Paradoxalement, considérer la paternité comme une construction sociale suppose que tous les pères de tous temps développent « naturellement » moins de liens avec leurs enfants que les mères. Hewlet (2001) a comparé le temps que les pères américains et ceux de la tribu des Pygmées Aka de la République centrafricaine passaient avec leurs enfants et il en est arrivé à une intéressante conclusion. Il a trouvé que les pères américains tenaient leurs bébés entre 10 et 20 minutes par jour, tandis que la tendance chez les pères Aka est de tenir l’enfant environ une heure en journée et 25% du temps après le coucher de soleil. Non seulement les pères Aka passent plus de temps avec leurs enfants, mais on a également observé qu’ils le faisaient d’une manière différente de celle des pères américains.
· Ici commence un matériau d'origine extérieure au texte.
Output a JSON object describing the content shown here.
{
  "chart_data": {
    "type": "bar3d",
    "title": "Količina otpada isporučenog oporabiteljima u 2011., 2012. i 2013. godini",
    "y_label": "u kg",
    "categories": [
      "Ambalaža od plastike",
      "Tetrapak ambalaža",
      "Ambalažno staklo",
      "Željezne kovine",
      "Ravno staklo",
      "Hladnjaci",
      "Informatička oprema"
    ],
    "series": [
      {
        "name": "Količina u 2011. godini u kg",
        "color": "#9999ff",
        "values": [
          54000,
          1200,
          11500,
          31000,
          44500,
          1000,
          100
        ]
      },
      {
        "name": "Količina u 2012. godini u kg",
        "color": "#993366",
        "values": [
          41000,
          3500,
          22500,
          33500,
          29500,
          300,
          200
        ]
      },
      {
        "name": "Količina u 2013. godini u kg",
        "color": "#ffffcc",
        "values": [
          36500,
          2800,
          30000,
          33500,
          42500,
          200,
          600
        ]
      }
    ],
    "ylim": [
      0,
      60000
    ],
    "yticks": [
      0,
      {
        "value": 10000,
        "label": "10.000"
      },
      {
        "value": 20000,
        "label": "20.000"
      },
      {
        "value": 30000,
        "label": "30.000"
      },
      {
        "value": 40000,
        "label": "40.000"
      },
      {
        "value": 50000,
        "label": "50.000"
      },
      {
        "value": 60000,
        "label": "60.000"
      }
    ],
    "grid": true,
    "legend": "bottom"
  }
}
En effet, les études américaines mettent l’accent sur l’importance pour les pères de faire des « jeux vigoureux » avec leurs bébés. Les pères Aka, eux, se livrent rarement à de tels jeux. À la place, ils font preuve de tendresse envers leurs bébés en les embrassant, les prenant dans leurs bras et les calmant plus que les mères.

Pourquoi le lien entre le père et l’enfant est-il si évident parmi les Aka ? Pour Hewlet, cela est dû au fait que les pères sont simplement plus présents dans la vie de leurs enfants. L’organisation même de la vie des Aka en est une conséquence, étant donné que les hommes et les femmes s’impliquent souvent ensemble dans les activités nécessaires pour se nourrir.  Le peuple Aka pratique la pêche au filet, activité dans laquelle les hommes, les femmes et les adolescents participent de manière égale.  Ainsi, la division sexuelle du travail est moins stricte dans la société des Akas que dans la plupart des sociétés qui pratiquent la chasse (ou celles qui ne la pratique pas). Le résultat est que les pères connaissent mieux leurs enfants et n’ont pas besoin d’utiliser de forts stimuli afin d’attirer leur attention et d’obtenir une réponse de leur part. (Il est intéressant de noter que, selon l’étude de Hewett, non seulement les pères américains, mais aussi les mères américaines exerçant une activité professionnelle ont moins d’interaction avec leurs bébés et tous deux utilisent avec eux de forts stimuli.)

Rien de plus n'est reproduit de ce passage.